デューク・アドリブ帖

超絶変態ジャズマニア『デューク・M』の独断と偏見と毒舌のアドリブ帖です。縦横無尽、天衣無縫、支離滅裂な展開です。

We'll Be Together Again をイタリアンで

2013-02-03 07:59:31 | Weblog
 馴染みの中古レコード店を覘いてみると、「ヨーロッパ・ジャズCD大量入荷」の貼り紙があった。店主によるとコレクターが事情により手放したという。あまりヨーロッパ物に熱心ではないが、掘り出しものがあるかもしれないと思い棚を探る。エサ箱に陳列されたレコードだとジャケットを見ながらチェックできるが、CDは棚に並んでいるのでジャケットの背文字しか見えない。1枚ずつ取り出して確認もできるが、時間がかかるので背を追ってみる。

 アメリカのミュージシャンだと背文字だけで判断が付くが、ヨーロッパとなると不勉強なこともあり名前すら読めない。その中で目に付いたのは、「we'll be together again」のタイトルで、作者のフランキー・レインが歌ってヒットしたあの曲である。リーダーは?その名前に記憶もなければ、これが何と発音するのかさえ解らない。発売元はドイツの「yvp music」なので、ドイツ人かと思うとこれがイタリア人でややこしい。「Giuseppe Bassi」というベーシストで、調べてみると「ジュセッペ・バッシ」と発音するようだ。このアルバムが録音された2000年時で29歳だが、イタリアとニューヨークを行き来し、ルー・タバキンとも演奏しているという。

 微かに聞き覚えがあるピアノのダド・モローニをはじめオール・イタリア勢で、タイトル曲の他にはガーシュウィンの「Love Walked In」やビリーの名唱で知られる「Good Morning Heartache」といったスタンダードにオリジナル曲が数曲、そしてニーノ・ロータの「ゴッドファーザー愛のテーマ」も収録されており、いかにもイタリアらしい。テナーとトランペットをフロントに据えた典型的なモダン・コンボの編成で、演奏内容もストレートだ。ヨーロッパ・ジャズというとフリージャズに結び付くが、この時代にあってもアメリカ的なジャズを目指しているのは頼もしいし、ヨーロッパに於いてもこれが基本なのだろう。
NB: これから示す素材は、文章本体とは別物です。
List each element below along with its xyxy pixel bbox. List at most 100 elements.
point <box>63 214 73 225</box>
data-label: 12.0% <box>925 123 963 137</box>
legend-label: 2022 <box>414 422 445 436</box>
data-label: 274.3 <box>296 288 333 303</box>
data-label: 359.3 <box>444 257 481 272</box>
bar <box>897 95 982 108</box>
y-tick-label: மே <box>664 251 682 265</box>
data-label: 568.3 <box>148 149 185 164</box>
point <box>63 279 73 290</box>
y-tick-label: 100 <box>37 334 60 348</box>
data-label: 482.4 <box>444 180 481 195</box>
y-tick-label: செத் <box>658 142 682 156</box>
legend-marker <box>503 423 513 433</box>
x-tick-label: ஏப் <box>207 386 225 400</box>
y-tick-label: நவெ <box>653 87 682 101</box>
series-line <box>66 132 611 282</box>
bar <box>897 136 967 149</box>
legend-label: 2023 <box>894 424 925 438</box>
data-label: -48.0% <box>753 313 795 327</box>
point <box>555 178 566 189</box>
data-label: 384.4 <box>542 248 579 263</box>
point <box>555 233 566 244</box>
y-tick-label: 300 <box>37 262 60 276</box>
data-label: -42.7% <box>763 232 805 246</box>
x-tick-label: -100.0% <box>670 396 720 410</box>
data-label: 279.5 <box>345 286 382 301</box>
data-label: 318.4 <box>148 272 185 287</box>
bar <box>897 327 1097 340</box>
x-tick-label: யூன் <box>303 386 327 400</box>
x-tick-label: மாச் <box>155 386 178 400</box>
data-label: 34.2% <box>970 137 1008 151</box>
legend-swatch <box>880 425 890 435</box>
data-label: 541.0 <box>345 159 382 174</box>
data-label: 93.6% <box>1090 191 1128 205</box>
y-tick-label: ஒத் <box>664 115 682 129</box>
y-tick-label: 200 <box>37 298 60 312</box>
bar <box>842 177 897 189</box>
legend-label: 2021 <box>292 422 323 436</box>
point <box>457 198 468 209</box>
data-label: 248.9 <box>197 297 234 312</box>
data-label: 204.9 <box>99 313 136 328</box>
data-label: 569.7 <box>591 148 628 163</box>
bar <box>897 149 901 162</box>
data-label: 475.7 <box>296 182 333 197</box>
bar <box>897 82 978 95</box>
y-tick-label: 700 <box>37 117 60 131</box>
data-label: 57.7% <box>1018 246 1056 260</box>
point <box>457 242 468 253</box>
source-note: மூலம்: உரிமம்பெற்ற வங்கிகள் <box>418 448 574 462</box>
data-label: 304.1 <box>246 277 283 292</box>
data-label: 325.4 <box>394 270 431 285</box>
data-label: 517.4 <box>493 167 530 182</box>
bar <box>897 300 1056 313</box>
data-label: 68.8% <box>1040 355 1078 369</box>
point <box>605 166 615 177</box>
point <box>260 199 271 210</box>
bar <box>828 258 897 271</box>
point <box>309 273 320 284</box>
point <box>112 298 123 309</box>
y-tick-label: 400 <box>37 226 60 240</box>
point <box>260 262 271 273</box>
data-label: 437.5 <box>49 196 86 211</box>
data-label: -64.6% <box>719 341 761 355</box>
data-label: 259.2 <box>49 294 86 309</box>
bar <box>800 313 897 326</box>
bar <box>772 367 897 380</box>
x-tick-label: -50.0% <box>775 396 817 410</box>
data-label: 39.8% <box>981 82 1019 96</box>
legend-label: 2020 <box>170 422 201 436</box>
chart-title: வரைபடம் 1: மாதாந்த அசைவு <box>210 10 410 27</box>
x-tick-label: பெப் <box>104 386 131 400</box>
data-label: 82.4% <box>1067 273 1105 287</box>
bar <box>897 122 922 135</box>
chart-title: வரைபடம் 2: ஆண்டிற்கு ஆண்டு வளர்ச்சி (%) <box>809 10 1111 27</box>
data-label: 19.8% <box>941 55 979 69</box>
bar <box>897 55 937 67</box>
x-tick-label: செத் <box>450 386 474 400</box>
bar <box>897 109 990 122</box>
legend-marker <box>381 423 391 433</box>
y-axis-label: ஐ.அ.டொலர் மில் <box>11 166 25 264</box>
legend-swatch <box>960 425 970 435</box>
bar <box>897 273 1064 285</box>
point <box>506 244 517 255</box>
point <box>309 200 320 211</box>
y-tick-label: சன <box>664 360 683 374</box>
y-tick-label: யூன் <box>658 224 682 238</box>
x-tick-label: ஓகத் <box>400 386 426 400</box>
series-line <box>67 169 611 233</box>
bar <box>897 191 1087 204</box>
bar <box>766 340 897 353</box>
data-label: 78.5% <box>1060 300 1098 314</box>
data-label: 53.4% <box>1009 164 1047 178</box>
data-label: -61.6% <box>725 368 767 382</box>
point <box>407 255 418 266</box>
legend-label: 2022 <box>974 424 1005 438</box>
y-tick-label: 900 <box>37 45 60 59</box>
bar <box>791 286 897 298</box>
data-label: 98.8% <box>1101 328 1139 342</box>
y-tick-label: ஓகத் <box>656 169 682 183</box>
 イタリアといえば第2次世界大戦後、ドイツ人が三国同盟の日本人に、「今度、戦争するときはイタリア抜きでやろうな」と言った有名な話がある。「together again」とばかりに「今度」の戦争は困るが、同盟国の意見には耳を貸さず自分の考えを通すイタリア人を皮肉ったものだ。個人主義の国民性とはいえ、このアルバムを聴く限りことジャズに関しては見事なコンビネーションをみせる。